You could eat sea-urchins grilled, meunière, baked, stewed, in batter, with ginger garnish, as a pâté, in an omelette, in a soup or raw. You could eat roast kid in the escarpment style, which meant cold with a herb-flavoured mayonnaise, or barbecued over catalpa charcoal from the western hills. You could eat the legs of frogs from the salt-marshes, which are claimed to have a flavour like no others, or Hav eels, which are pickled in rosemary brine, or the pink-coloured mullet which is said to be unique to these waters, and which the Casino likes to serve smoked with dill sauce, or the tall sweet celery which grows on the island of the Greeks, or a salad made entirely, in the inexplicable absence of lettuce anywhere on the peninsula, of wild grasses and young leaves gathered every morning in the hills above Yuan Wen Kuo. You could even eat a dish, otherwise undefined, listed as ours hav faux.

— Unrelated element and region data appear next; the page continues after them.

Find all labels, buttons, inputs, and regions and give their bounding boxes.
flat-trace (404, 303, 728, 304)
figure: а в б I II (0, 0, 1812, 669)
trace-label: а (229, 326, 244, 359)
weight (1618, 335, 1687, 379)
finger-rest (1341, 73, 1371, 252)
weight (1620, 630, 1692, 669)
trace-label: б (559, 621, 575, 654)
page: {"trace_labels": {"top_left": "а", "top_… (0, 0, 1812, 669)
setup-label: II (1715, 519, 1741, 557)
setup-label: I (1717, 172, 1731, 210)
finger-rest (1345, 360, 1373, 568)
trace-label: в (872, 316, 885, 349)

This was only a joke, said Biancheri, though in the 1920s Hav bear really was eaten sometimes at the Casino. Now the false bear was no more than a bear-shaped duck terrine. ‘But then,’ he added, ‘it is all a joke. For myself I prefer scrambled eggs.’
I did not stay for lunch, anyway. As the hungrier plutocrats began to drift out of the bar towards the restaurant, Biancheri walked down with me to the waiting launch, where the boatswain started up his engines as he saw us approaching, and the deckhand untied the hawser to push off. ‘You will find something to sustain you on the way home’, said Biancheri, ‘in the after cabin’: and so as we splashed and sprayed our way back to Hav I sat in the stern like Waring, laughing, and eating bread, cheese, apples and Greek celery, washed down with ice-cold retsina. The Chinese bowed soundlessly when I stepped ashore beneath the Fondaco.
16
You may wonder what a maze-mallet is, such as appears in the paws of the bear on the Governor’s emblem, and why a maze should be configured on the fretwork of the House of the Chinese Master. Forgive me. The maze is so universal a token of Hav, appears so often in legends and artistic references of all kinds, that one comes to take it for granted.
The idea of the maze has always been associated with Hav. The first reference to a Hav maze-maker comes in Pliny, who says the greatest master of the craft ‘lived in the peninsula called by the people of those parts Hav, which some say means the place of summer, but others the place of confusions’. An ancient tradition says that the great labyrinth of Minoan Crete, in whose bowels the Minotaur lived, was made not by Daedalus, as the Greeks had it, but by the first and greatest of the Hav maze-makers, Avzar, who was kidnapped from the peninsula and blinded when his work was done: it is perhaps this remote fable that encouraged archaeologists, for many years, to suppose a Minoan connection in Hav, and to claim traces of Cretan design in the fragmentary remains of its acropolis.